Фрейд писал, что из всех мировых религий христианство предлагало «самое неприкрытое» признание «исконно преступного деяния». Убийство отца и стало подлинным первородным грехом, который искупил Христос. А потом заменил его собой в качестве нового Бога, при том что еженедельный обряд причастия, по убеждению отца психоанализа, стал «повторяемым избавлением от него», преступлением, воспроизводимым вновь и вновь посредством вина и хлеба. Означенное преступное деяние присутствует и в иудаизме: в работе «Моисей и монотеистическая религия» Фрейд выдвинул предположение, что Моисея самого убили, а потом возвели в ранг божества сыновья и последователи. Публикация этой книги в 1939 году, через год после того, как психоаналитик, спасаясь от нацистского режима, бежал из Вены в Лондон, совпала с кульминацией культа военизированного мужского начала. Почитание в Рейхе вознесенного на вершину арийца, скроенного по образу и подобию высеченных в камне греческих идолов, противопоставлялось образу евреев как изнеженных червей с тонкими пальчиками, способными единственно переворачивать страницы молитвенников. Мучимый детскими воспоминаниями, в которых его собственный отец, тоже иудей, терпел унижения, Фрейд обратился к мифу, используя его в качестве оружия защиты. По его словам, мужчинам, всем без исключения, присуще внутреннее неистовое стремление убить отца, чтобы потом превратить его в бога. Подобно божественному началу мужское тоже олицетворяет собой власть, которую Фрейд, обожествляя Моисея, стремился вырвать обратно для себя и своих соплеменников-евреев.
Покопавшись в психоаналитических глубинах истории Николсона, новые поколения его биографов, подпавших под влияние Фрейда, увидели в этом бригадном генерале с садистскими наклонностями олицетворение подавляемого желания. Низкопоклонство перед идеальным мужским телом вполне могло вылиться в гомоэротизм, превратив таким образом идеализированное мужское начало в его «вырожденческую» противоположность, и Баден-Пауэлл прекрасно осознавал эту угрозу. В конце XIX века наклонности и практики, прежде считавшиеся лишь эротическими, но не более того, перешли в категорию сексуальности, предположительно выражая некую внутреннюю идентичность – в значительной степени точно так же, как священные обычаи, ритуалы и доктрины перешли в категорию мировых религий с четкими различиями между ними. Наряду с современными представлениями о мужском начале в Великобритании обрели силу новые законы, предусматривавшие уголовную ответственность за «гомосексуализм» – сам этот термин появился в Англии лишь в 1891 году, действие законов колониальные власти впоследствии распространили и на Индию. Хотя первые биографы время от времени указывали на отсутствие у Николсона любого интереса к «более сильному полу», их последователи середины XX века посчитали «гомосексуальность» Николсона весьма плодотворным полем для исследований, при том что при его жизни даже слова такого не существовало.

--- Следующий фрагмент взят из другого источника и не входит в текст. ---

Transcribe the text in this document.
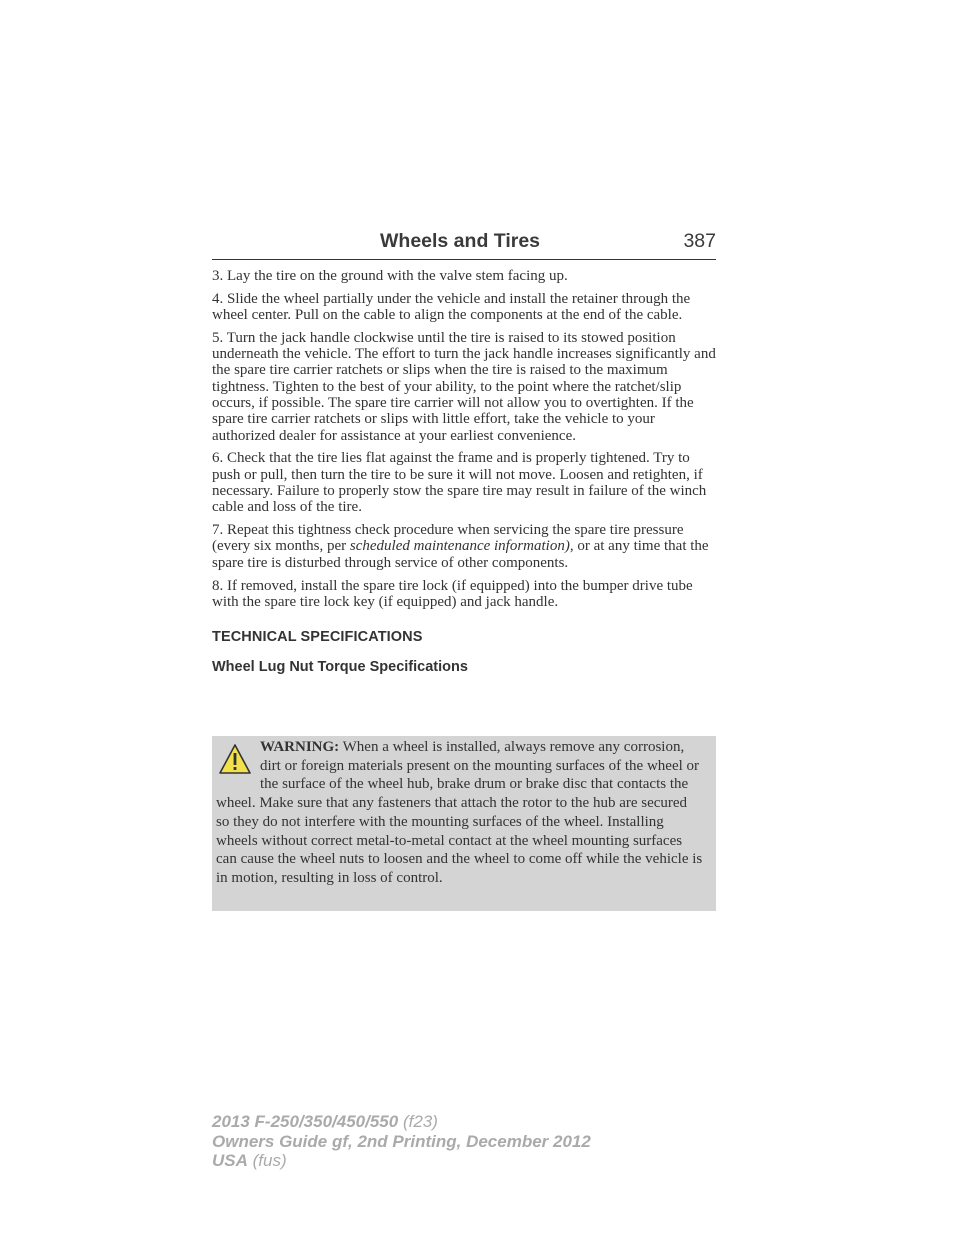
Wheels and Tires	387

3. Lay the tire on the ground with the valve stem facing up.

4. Slide the wheel partially under the vehicle and install the retainer through the wheel center. Pull on the cable to align the components at the end of the cable.

5. Turn the jack handle clockwise until the tire is raised to its stowed position underneath the vehicle. The effort to turn the jack handle increases significantly and the spare tire carrier ratchets or slips when the tire is raised to the maximum tightness. Tighten to the best of your ability, to the point where the ratchet/slip occurs, if possible. The spare tire carrier will not allow you to overtighten. If the spare tire carrier ratchets or slips with little effort, take the vehicle to your authorized dealer for assistance at your earliest convenience.

6. Check that the tire lies flat against the frame and is properly tightened. Try to push or pull, then turn the tire to be sure it will not move. Loosen and retighten, if necessary. Failure to properly stow the spare tire may result in failure of the winch cable and loss of the tire.

7. Repeat this tightness check procedure when servicing the spare tire pressure (every six months, per scheduled maintenance information), or at any time that the spare tire is disturbed through service of other components.

8. If removed, install the spare tire lock (if equipped) into the bumper drive tube with the spare tire lock key (if equipped) and jack handle.

TECHNICAL SPECIFICATIONS
Wheel Lug Nut Torque Specifications
WARNING: When a wheel is installed, always remove any corrosion, dirt or foreign materials present on the mounting surfaces of the wheel or the surface of the wheel hub, brake drum or brake disc that contacts the wheel. Make sure that any fasteners that attach the rotor to the hub are secured so they do not interfere with the mounting surfaces of the wheel. Installing wheels without correct metal-to-metal contact at the wheel mounting surfaces can cause the wheel nuts to loosen and the wheel to come off while the vehicle is in motion, resulting in loss of control.
2013 F-250/350/450/550 (f23)
Owners Guide gf, 2nd Printing, December 2012
USA (fus)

Опираясь на озарения психоанализа, историки стали объяснять божественный гнев Николсона кипением подавляемых сексуальных страстей (28)
. «Николсон был гомосексуалист, причем гомосексуалист скрытый; собственные наклонности внушали ему отвращение, которое он превращал в маниакальную по своим проявлениям жестокость», – утверждал Майкл Эдвардс в одной из своих работ, увидевшей свет в 1969 году. Николсона «изводили сексуальные желания, которых он стыдился, приходя в ужас», – писал английский исследователь Кристофер Хибберт. В 1981 году генерал-майор Фрэнк Ричардсон, отставной военный врач армии США, включил историю Николсона в свой труд «Марс без Венеры: очерк о нескольких генералах-гомосексуалистах» – учебник, призванный помогать молодым американским солдатам преодолевать свои «отклонения», дабы в итоге обрести «счастье». Николсон располагался «ближе к правому концу шкалы Кинсли». Как это часто бывает, его гомосексуальность сопровождалась садомазохизмом», – писал генерал в книге, несколько больше необходимого благодаря в ней собственную жену за «здравый смысл». «Нет никаких сомнений, что его преданность военному делу еще больше распалялась сублимацией подавляемых сексуальных чувств», – предполагал Ричардсон. Николсон был прекрасным примером «вклада сублимации сексуальных инстинктов в строительство Империи». Считать жестокость генерала продуктом его личной психосексуальной драмы означало находить ему оправдания и объяснения, опять же упуская из виду контекст империализма, санкционировавшего и даже поощрявшего его ярость. В итоге эта история превратилась в борьбу богочеловека с самим собой.